Published online by Cambridge University Press: 01 September 2022
If there is to be a community in the world of individuals, it can only be (and needs to be) a community woven together from sharing and mutual care: a community of concern and responsibility for the equal right to be human and the equal ability to act on that right. (Bauman, 2001, pp 149-50)
‘Imagine a long free fall without knowing what's going to happen to you whether you are going to smash on the ground or land on something smooth and comfortable and suddenly you get news that your case has been accepted, here it is, the documents I have been waiting for. Yes we are proud of our new home, life and the way that we can gather round the table like this, and just you know, to feel as a family again, that is a wonderful thing. For several months now we have been living here but you know, quite happily, and trying to settle down, lovely neighbourhood. I felt like I was reborn you know and even in the eyes of the family you feel decent, you feel that you have finally managed to protect them, and I feel that I will be able to help these children become decent members of this society, where they live, now their home.’ (quoted on www.bbc.co.uk/learningzone/clips/asylum-seeking-asylum/6375.html)

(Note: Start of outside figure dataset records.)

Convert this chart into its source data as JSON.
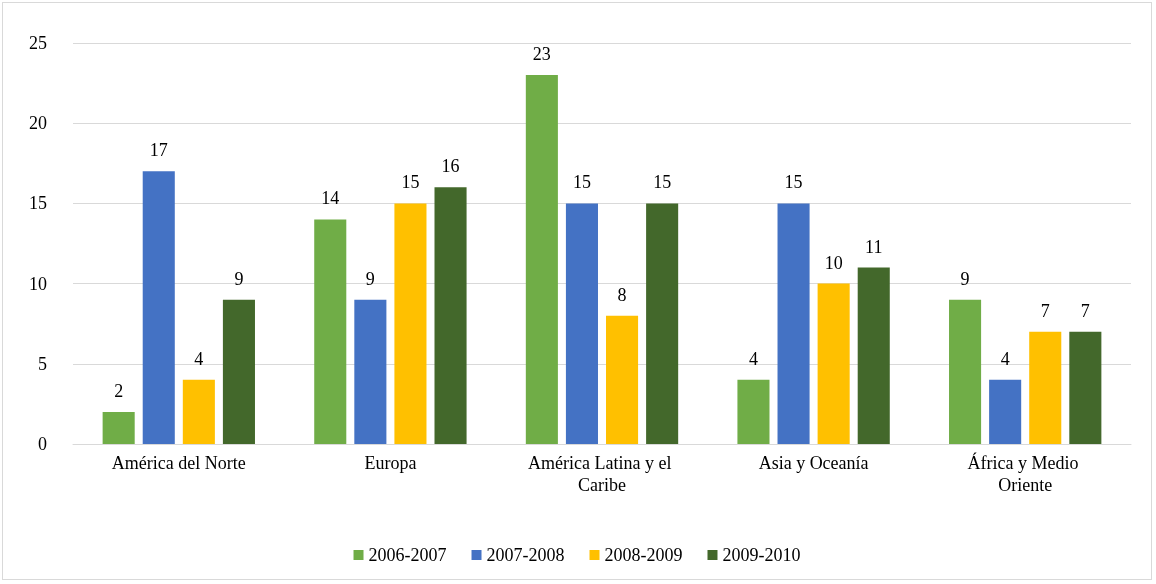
{
  "chart_data": {
    "type": "bar",
    "categories": [
      "América del Norte",
      "Europa",
      "América Latina y el Caribe",
      "Asia y Oceanía",
      "África y Medio Oriente"
    ],
    "series": [
      {
        "name": "2006-2007",
        "color": "#70ad47",
        "values": [
          2,
          14,
          23,
          4,
          9
        ]
      },
      {
        "name": "2007-2008",
        "color": "#4472c4",
        "values": [
          17,
          9,
          15,
          15,
          4
        ]
      },
      {
        "name": "2008-2009",
        "color": "#ffc000",
        "values": [
          4,
          15,
          8,
          10,
          7
        ]
      },
      {
        "name": "2009-2010",
        "color": "#43682b",
        "values": [
          9,
          16,
          15,
          11,
          7
        ]
      }
    ],
    "ylim": [
      0,
      25
    ],
    "yticks": [
      0,
      5,
      10,
      15,
      20,
      25
    ],
    "grid": "y",
    "legend": "bottom",
    "data_labels": true
  }
}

This chapter discusses the asylum-migration-community nexus as it is experienced in the UK within the context of globalisation and discussions of social justice raised in Chapter One. Concepts and understandings of ‘community’ linked to asylum and migration are discussed in the context of broader social, relational and historical processes. Indeed, as Schoene (2009) argues, globalisation demands an account and understanding of community, ‘how we connect one to the other, starting with the most intimate levels of everyday existence (our lives as family members, lovers and friends) via our communal neighbourhoods right up to the abstract heights of the nation and the globe as a whole’ (Schoene, 2009, p 180).
This chapter aims to problematise the concept of community, and argues that it is important to explore the tensions between asylum, migration and community in the lives of people seeking asylum and refuge as well as in relation to the broader social processes and structures identified in Chapter One.